На кухне говорим сдержанно. Мы боимся друг друга! Почему? Или- 

Неужели это прощание? Скорее всего, да. Ее не увидит мама. Мамы больше не будет: никогда. Я б поднялся с Кристиной по лестнице, мы посидели бы рядом с ней. Она ведь держалась хорошо до самой смерти. Как бы они посмотрели друг на друга? Что бы они сказали? Это ужасно, что Галя ненавидит мою мать. Просто ужасно.  Не жена, а глупая девчонка.

Холодно

а где ваша

вон та с георгинами

Но и мне страшно: а если Кристина поймет, что мама умирает, что ее обуглившийся рот говорит о близости смерти?

Кристина

Мама отошла торжественно и тихо. Зачем я вглядываюсь в ее смерть?

Первый звонок. Уборщица в раскидистой шали, подпирая левый бок рукой, солидно трясет большим звонком. Мимо меня поднимается первый «А», я прижался щекой у какому-то дорогому плащу, за вереницей пальтишек едва успеваю увидеть Кристину.

Она ушла. Какое от нее тепло. Будто лето прошло мимо меня.

Холодное, сентябрьское солнце бьет в глаза. Иду к заливу, чтобы успокоиться. Дома расступились и ушли назад. Здесь много ветра, а воздух холодный и ясный, словно пронизанный снежинками. Чудится, настоящие холод и зима совсем близко.

Не заболела бы Кристина: минут двадцать стояла с опущенным воротником. 1 сентября 1983 года.

 


Кросс. Я просто обожаю эту невразумительную, растущую усталость, необходимость преодолевать свою слабость, свое желание ничего не делать. Эти кроссы – их было много в моем спортивном детстве – всегда наполняли запахом леса, зеленью и красотой. Казалось, бежать изо всех сил через лес – невыразимое блаженство.

 


Шахматы. И вот мы напротив друг друга, и начинаем борьбу. У меня не было любимого дебюта. Какое-то время был привязан к испанской партии, но борьба в ней казалась строго композиционной, в которой невозможно блеснуть комбинацией. А ведь в мыслях я был Алехиным. Все чудилось, мое комбинационное чутья возьмет да и проснется – и тогда буду всех обыгрывать. Но этого не получалось. Да, я играл лучше других детей в своем городе, но уже на первенстве области гением я никому не казался.   И самому себе.

 


Фирма. Нагрянула налоговая полиция. Идет допрос.

-У нас особенное заведение! Только у нас работают и Баба-Яга, и Змей Горыныч, и Елена прекрасная.

-Кого вы хотите нанять?

-Еленушку.

-О, это дорого! Конечно, деньги оправдаются, но начните с чего-нибудь попроще.

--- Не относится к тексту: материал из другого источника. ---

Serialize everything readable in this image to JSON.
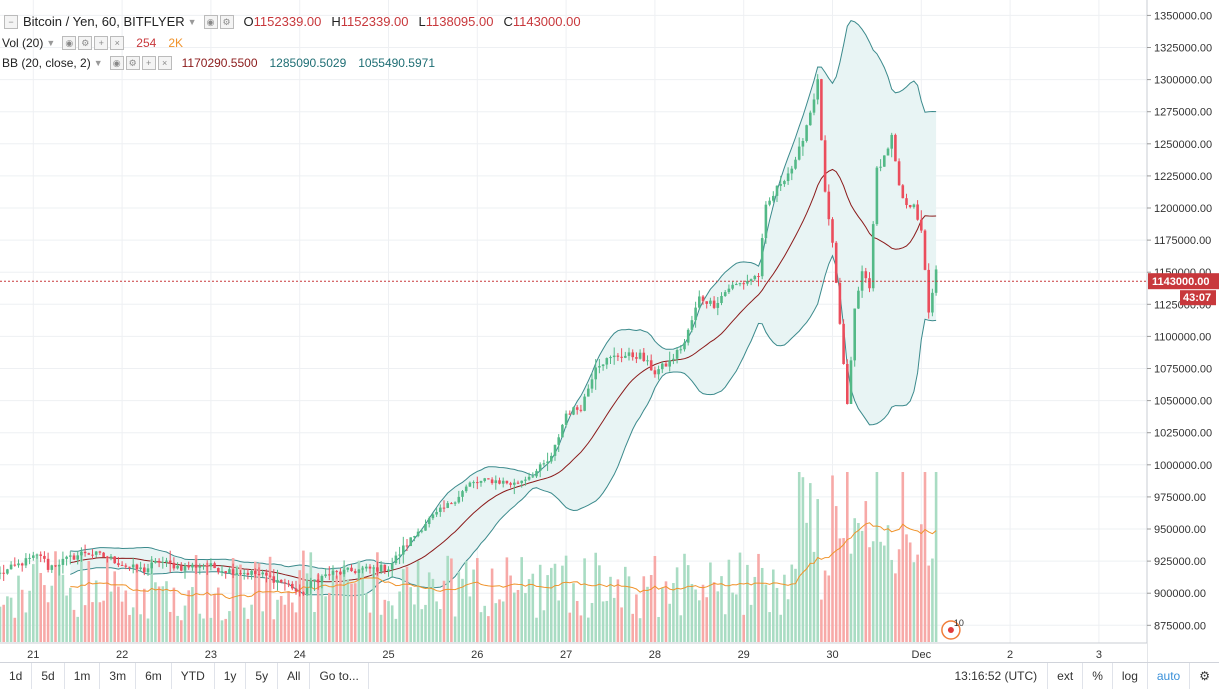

–Нет! Я бы хотел поближе познакомиться только с ней.

–Хорошо. Сто долларов за час, если мочалить, а если поговорить для души – только 50. Смотрите сами! Только мы арендуем нечистую силу, в других местах вы такого не найдете.

 


-Я пришел заказать свою жену.

-Это пожалуйста. Мы успешно справляемся с такими заданиями.

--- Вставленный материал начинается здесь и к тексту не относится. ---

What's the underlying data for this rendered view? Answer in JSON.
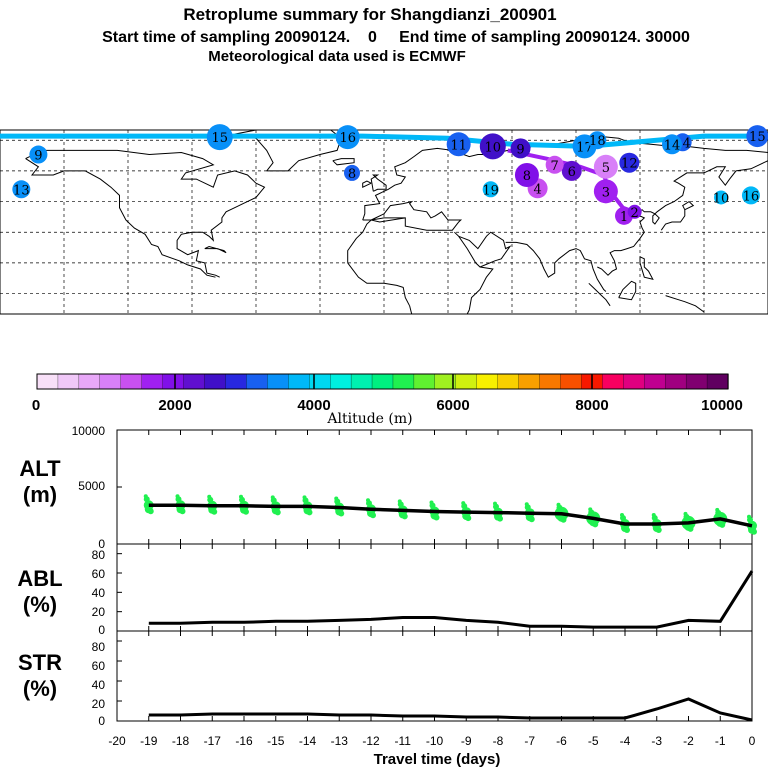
{
  "title": {
    "line1": "Retroplume summary for Shangdianzi_200901",
    "line2": "Start time of sampling 20090124.    0     End time of sampling 20090124. 30000",
    "line3": "Meteorological data used is ECMWF"
  },
  "colorbar": {
    "colors": [
      "#f8e0f8",
      "#f0c8f8",
      "#e8a8f8",
      "#d880f8",
      "#c850f0",
      "#a020f0",
      "#8010e8",
      "#6010d0",
      "#4010c8",
      "#2828e0",
      "#1860f0",
      "#0890f8",
      "#00b8f8",
      "#00d8f0",
      "#00f0e0",
      "#00f0b0",
      "#00f080",
      "#20f050",
      "#60f030",
      "#a0f020",
      "#d0f010",
      "#f8f000",
      "#f8d000",
      "#f8a000",
      "#f87800",
      "#f85000",
      "#f81800",
      "#f80060",
      "#e00080",
      "#c00090",
      "#a00080",
      "#800070",
      "#600060"
    ],
    "tick_labels": [
      "0",
      "2000",
      "4000",
      "6000",
      "8000",
      "10000"
    ],
    "label": "Altitude (m)"
  },
  "map": {
    "points": [
      {
        "label": "1",
        "lon": 112.5,
        "lat": 38,
        "alt": 1800,
        "size": 9
      },
      {
        "label": "2",
        "lon": 117.5,
        "lat": 40,
        "alt": 2000,
        "size": 7
      },
      {
        "label": "3",
        "lon": 104,
        "lat": 50,
        "alt": 1700,
        "size": 12
      },
      {
        "label": "4",
        "lon": 72,
        "lat": 51.5,
        "alt": 1500,
        "size": 10
      },
      {
        "label": "5",
        "lon": 104,
        "lat": 62,
        "alt": 1200,
        "size": 12
      },
      {
        "label": "6",
        "lon": 88,
        "lat": 60,
        "alt": 2200,
        "size": 10
      },
      {
        "label": "7",
        "lon": 80,
        "lat": 63,
        "alt": 1300,
        "size": 9
      },
      {
        "label": "8",
        "lon": 67,
        "lat": 58,
        "alt": 2100,
        "size": 12
      },
      {
        "label": "9",
        "lon": 64,
        "lat": 71,
        "alt": 2500,
        "size": 10
      },
      {
        "label": "10",
        "lon": 51,
        "lat": 72,
        "alt": 2700,
        "size": 13
      },
      {
        "label": "11",
        "lon": 35,
        "lat": 73,
        "alt": 3100,
        "size": 12
      },
      {
        "label": "12",
        "lon": 115,
        "lat": 64,
        "alt": 2900,
        "size": 10
      },
      {
        "label": "13",
        "lon": -170,
        "lat": 51,
        "alt": 3400,
        "size": 9
      },
      {
        "label": "14",
        "lon": 140,
        "lat": 74,
        "alt": 3300,
        "size": 9
      },
      {
        "label": "15",
        "lon": -77,
        "lat": 76.5,
        "alt": 3400,
        "size": 13
      },
      {
        "label": "16",
        "lon": -17,
        "lat": 76.5,
        "alt": 3500,
        "size": 12
      },
      {
        "label": "17",
        "lon": 94,
        "lat": 72,
        "alt": 3600,
        "size": 12
      },
      {
        "label": "18",
        "lon": 100,
        "lat": 75,
        "alt": 3500,
        "size": 9
      },
      {
        "label": "19",
        "lon": 50,
        "lat": 51,
        "alt": 3700,
        "size": 8
      },
      {
        "label": "8",
        "lon": -15,
        "lat": 59,
        "alt": 3200,
        "size": 8
      },
      {
        "label": "16",
        "lon": 172,
        "lat": 48,
        "alt": 3800,
        "size": 9
      },
      {
        "label": "10",
        "lon": 158,
        "lat": 47,
        "alt": 3900,
        "size": 7
      },
      {
        "label": "9",
        "lon": -162,
        "lat": 68,
        "alt": 3400,
        "size": 9
      },
      {
        "label": "15",
        "lon": 175,
        "lat": 77,
        "alt": 3300,
        "size": 11
      },
      {
        "label": "14",
        "lon": 135,
        "lat": 73,
        "alt": 3500,
        "size": 10
      }
    ],
    "track": [
      {
        "lon": -180,
        "lat": 77
      },
      {
        "lon": -70,
        "lat": 77
      },
      {
        "lon": -10,
        "lat": 77
      },
      {
        "lon": 30,
        "lat": 76
      },
      {
        "lon": 60,
        "lat": 73
      },
      {
        "lon": 95,
        "lat": 72
      },
      {
        "lon": 150,
        "lat": 77
      },
      {
        "lon": 180,
        "lat": 77
      }
    ],
    "inner_track": [
      {
        "lon": 58,
        "lat": 70
      },
      {
        "lon": 76,
        "lat": 66
      },
      {
        "lon": 92,
        "lat": 62
      },
      {
        "lon": 103,
        "lat": 58
      },
      {
        "lon": 106,
        "lat": 50
      },
      {
        "lon": 112,
        "lat": 42
      },
      {
        "lon": 117,
        "lat": 40
      }
    ]
  },
  "chart_data": [
    {
      "type": "scatter",
      "name": "ALT",
      "ylabel": "ALT\n(m)",
      "ylim": [
        0,
        10000
      ],
      "yticks": [
        "10000",
        "5000",
        "0"
      ],
      "x": [
        -19,
        -18,
        -17,
        -16,
        -15,
        -14,
        -13,
        -12,
        -11,
        -10,
        -9,
        -8,
        -7,
        -6,
        -5,
        -4,
        -3,
        -2,
        -1,
        0
      ],
      "line_values": [
        3400,
        3400,
        3350,
        3350,
        3300,
        3300,
        3200,
        3050,
        2950,
        2850,
        2800,
        2750,
        2700,
        2650,
        2250,
        1750,
        1750,
        1850,
        2200,
        1600
      ],
      "point_color": "#20f050"
    },
    {
      "type": "line",
      "name": "ABL",
      "ylabel": "ABL\n(%)",
      "ylim": [
        0,
        90
      ],
      "yticks": [
        "80",
        "60",
        "40",
        "20",
        "0"
      ],
      "x": [
        -19,
        -18,
        -17,
        -16,
        -15,
        -14,
        -13,
        -12,
        -11,
        -10,
        -9,
        -8,
        -7,
        -6,
        -5,
        -4,
        -3,
        -2,
        -1,
        0
      ],
      "values": [
        8,
        8,
        9,
        9,
        10,
        10,
        11,
        12,
        14,
        14,
        11,
        9,
        5,
        5,
        4,
        4,
        4,
        11,
        10,
        62
      ]
    },
    {
      "type": "line",
      "name": "STR",
      "ylabel": "STR\n(%)",
      "ylim": [
        0,
        90
      ],
      "yticks": [
        "80",
        "60",
        "40",
        "20",
        "0"
      ],
      "x": [
        -19,
        -18,
        -17,
        -16,
        -15,
        -14,
        -13,
        -12,
        -11,
        -10,
        -9,
        -8,
        -7,
        -6,
        -5,
        -4,
        -3,
        -2,
        -1,
        0
      ],
      "values": [
        6,
        6,
        7,
        7,
        7,
        7,
        6,
        6,
        5,
        5,
        4,
        4,
        3,
        3,
        3,
        3,
        12,
        22,
        8,
        1
      ]
    }
  ],
  "xaxis": {
    "tick_labels": [
      "-20",
      "-19",
      "-18",
      "-17",
      "-16",
      "-15",
      "-14",
      "-13",
      "-12",
      "-11",
      "-10",
      "-9",
      "-8",
      "-7",
      "-6",
      "-5",
      "-4",
      "-3",
      "-2",
      "-1",
      "0"
    ],
    "label": "Travel time (days)"
  }
}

-А можно ее шарахнуть не из пистолета, а сжечь огнем?

-Конечно. Это вам сделает наш Змей-Горыныч.

-А вы не могли бы его показать? Как-никак, речь идет о больших деньгах.

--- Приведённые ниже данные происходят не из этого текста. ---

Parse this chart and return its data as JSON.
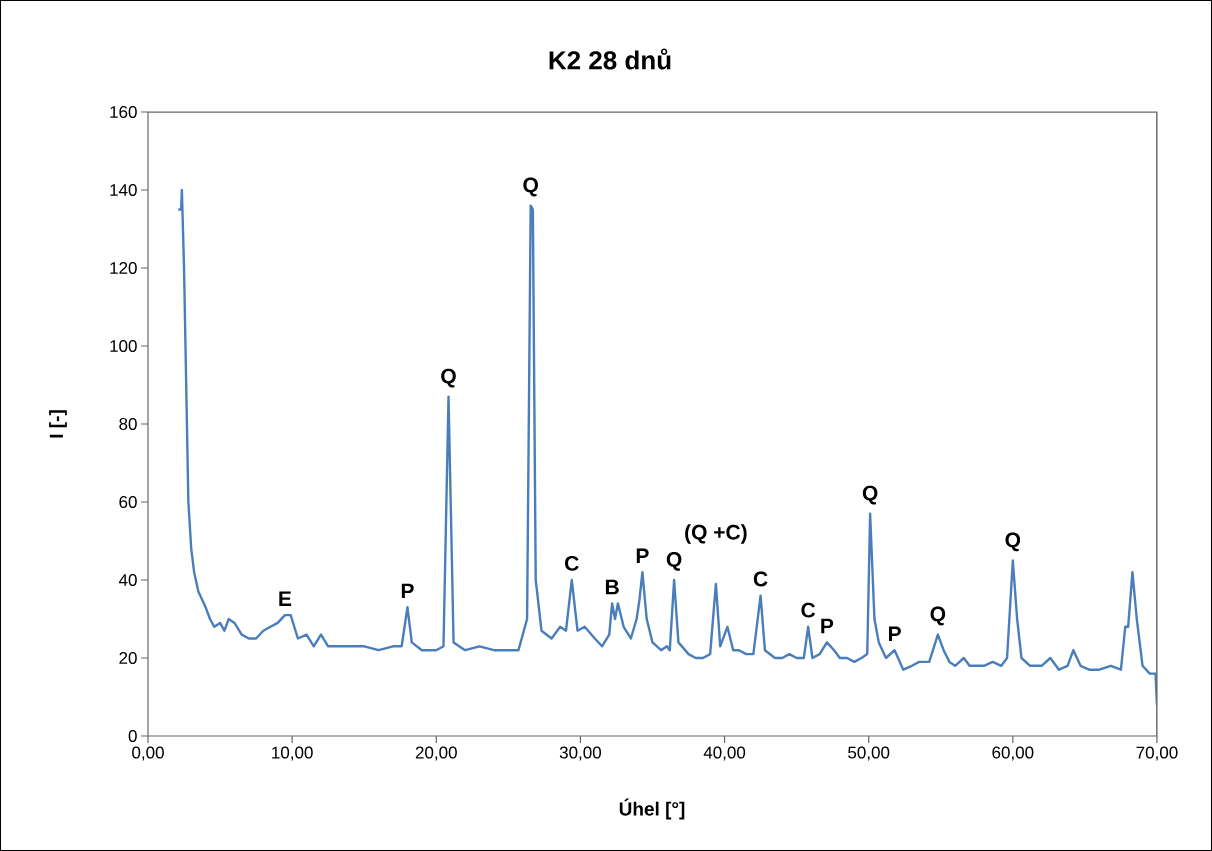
{
  "chart_data": {
    "type": "line",
    "title": "K2 28 dnů",
    "xlabel": "Úhel [°]",
    "ylabel": "I [-]",
    "xlim": [
      0,
      70
    ],
    "ylim": [
      0,
      160
    ],
    "xticks": [
      {
        "value": 0,
        "label": "0,00"
      },
      {
        "value": 10,
        "label": "10,00"
      },
      {
        "value": 20,
        "label": "20,00"
      },
      {
        "value": 30,
        "label": "30,00"
      },
      {
        "value": 40,
        "label": "40,00"
      },
      {
        "value": 50,
        "label": "50,00"
      },
      {
        "value": 60,
        "label": "60,00"
      },
      {
        "value": 70,
        "label": "70,00"
      }
    ],
    "yticks": [
      0,
      20,
      40,
      60,
      80,
      100,
      120,
      140,
      160
    ],
    "grid": false,
    "marker": "none",
    "line_style": "solid",
    "series": [
      {
        "color": "#4a7ebb",
        "x": [
          2.1,
          2.3,
          2.35,
          2.5,
          2.6,
          2.7,
          2.8,
          3.0,
          3.2,
          3.5,
          4.0,
          4.3,
          4.6,
          5.0,
          5.3,
          5.6,
          6.0,
          6.5,
          7.0,
          7.5,
          8.0,
          8.5,
          9.0,
          9.5,
          9.9,
          10.4,
          11.0,
          11.5,
          12.0,
          12.5,
          13.0,
          14.0,
          15.0,
          16.0,
          17.0,
          17.6,
          18.0,
          18.3,
          19.0,
          20.0,
          20.5,
          20.85,
          21.2,
          22.0,
          23.0,
          24.0,
          25.0,
          25.7,
          26.0,
          26.3,
          26.55,
          26.7,
          26.9,
          27.3,
          28.0,
          28.6,
          29.0,
          29.4,
          29.8,
          30.3,
          31.0,
          31.5,
          32.0,
          32.2,
          32.4,
          32.6,
          33.0,
          33.5,
          33.9,
          34.1,
          34.3,
          34.6,
          35.0,
          35.6,
          36.0,
          36.2,
          36.5,
          36.8,
          37.5,
          38.0,
          38.5,
          39.0,
          39.4,
          39.7,
          40.2,
          40.6,
          41.0,
          41.5,
          42.0,
          42.5,
          42.8,
          43.5,
          44.0,
          44.5,
          45.0,
          45.5,
          45.8,
          46.1,
          46.6,
          47.1,
          47.6,
          48.0,
          48.5,
          49.0,
          49.5,
          49.9,
          50.1,
          50.4,
          50.7,
          51.2,
          51.8,
          52.4,
          53.0,
          53.5,
          54.2,
          54.8,
          55.2,
          55.6,
          56.0,
          56.6,
          57.0,
          58.0,
          58.6,
          59.2,
          59.6,
          60.0,
          60.3,
          60.6,
          61.2,
          62.0,
          62.6,
          63.2,
          63.8,
          64.2,
          64.7,
          65.3,
          66.0,
          66.8,
          67.5,
          67.8,
          68.0,
          68.3,
          68.6,
          69.0,
          69.5,
          69.9,
          70.0
        ],
        "values": [
          135,
          135,
          140,
          120,
          100,
          80,
          60,
          48,
          42,
          37,
          33,
          30,
          28,
          29,
          27,
          30,
          29,
          26,
          25,
          25,
          27,
          28,
          29,
          31,
          31,
          25,
          26,
          23,
          26,
          23,
          23,
          23,
          23,
          22,
          23,
          23,
          33,
          24,
          22,
          22,
          23,
          87,
          24,
          22,
          23,
          22,
          22,
          22,
          26,
          30,
          136,
          135,
          40,
          27,
          25,
          28,
          27,
          40,
          27,
          28,
          25,
          23,
          26,
          34,
          30,
          34,
          28,
          25,
          30,
          35,
          42,
          30,
          24,
          22,
          23,
          22,
          40,
          24,
          21,
          20,
          20,
          21,
          39,
          23,
          28,
          22,
          22,
          21,
          21,
          36,
          22,
          20,
          20,
          21,
          20,
          20,
          28,
          20,
          21,
          24,
          22,
          20,
          20,
          19,
          20,
          21,
          57,
          30,
          24,
          20,
          22,
          17,
          18,
          19,
          19,
          26,
          22,
          19,
          18,
          20,
          18,
          18,
          19,
          18,
          20,
          45,
          30,
          20,
          18,
          18,
          20,
          17,
          18,
          22,
          18,
          17,
          17,
          18,
          17,
          28,
          28,
          42,
          30,
          18,
          16,
          16,
          8
        ]
      }
    ],
    "annotations": [
      {
        "text": "E",
        "x": 9.5,
        "y": 31
      },
      {
        "text": "P",
        "x": 18.0,
        "y": 33
      },
      {
        "text": "Q",
        "x": 20.85,
        "y": 87
      },
      {
        "text": "Q",
        "x": 26.55,
        "y": 136
      },
      {
        "text": "C",
        "x": 29.4,
        "y": 40
      },
      {
        "text": "B",
        "x": 32.2,
        "y": 34
      },
      {
        "text": "P",
        "x": 34.3,
        "y": 42
      },
      {
        "text": "Q",
        "x": 36.5,
        "y": 40
      },
      {
        "text": "(Q +C)",
        "x": 39.4,
        "y": 39
      },
      {
        "text": "C",
        "x": 42.5,
        "y": 36
      },
      {
        "text": "C",
        "x": 45.8,
        "y": 28
      },
      {
        "text": "P",
        "x": 47.1,
        "y": 24
      },
      {
        "text": "Q",
        "x": 50.1,
        "y": 57
      },
      {
        "text": "P",
        "x": 51.8,
        "y": 22
      },
      {
        "text": "Q",
        "x": 54.8,
        "y": 26
      },
      {
        "text": "Q",
        "x": 60.0,
        "y": 45
      }
    ]
  }
}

-Пожалуйста. Сейчас пробежит перед окном.

-Но я хочу его потрогать!

-Нет, этого нельзя: он вас спалит.

-Почему?

-Он так обучен. Кого увидит – спалит. Поэтому мы его выпускаем только под утро. Тогда всем кажется, что это восход солнца. Так оно взойдет и для вашей супружницы, но последний раз в ее жизни.

 


Пенсия.

-А что писать в этой графе?

-Вы что, читать не умеете? Возраст доживания.

-Что это такое?

-Как что? Сколько, по-вашему, вы еще протянете?

-Лет 30.

-Ну, это слишком! Вы слишком занижаете вашу пенсию.

 


Постмодернистский рассказ.

Все мирно спали, когда в саду что-то мрачно х-якнуло.

-Васька, никак, опять твои дружки? – недовольно пробурчал Василий Семенович. - Если Серега, я ему башку оторву.

-Нет, папа! – ответил ему Коля. – Это Петька ищет тело текста. Понимаешь, эта штучка куда-то запропастилась.

-Вы что, вчера пришили кого?

-Ну, ребята, привет! – сказал вошедший Степаныч.

Он весь светился от радости, а из кармана торчала бутылка водки.

-Ребята! – предложил он. – Что дурака валять? Давайте метатекст разрабатывать.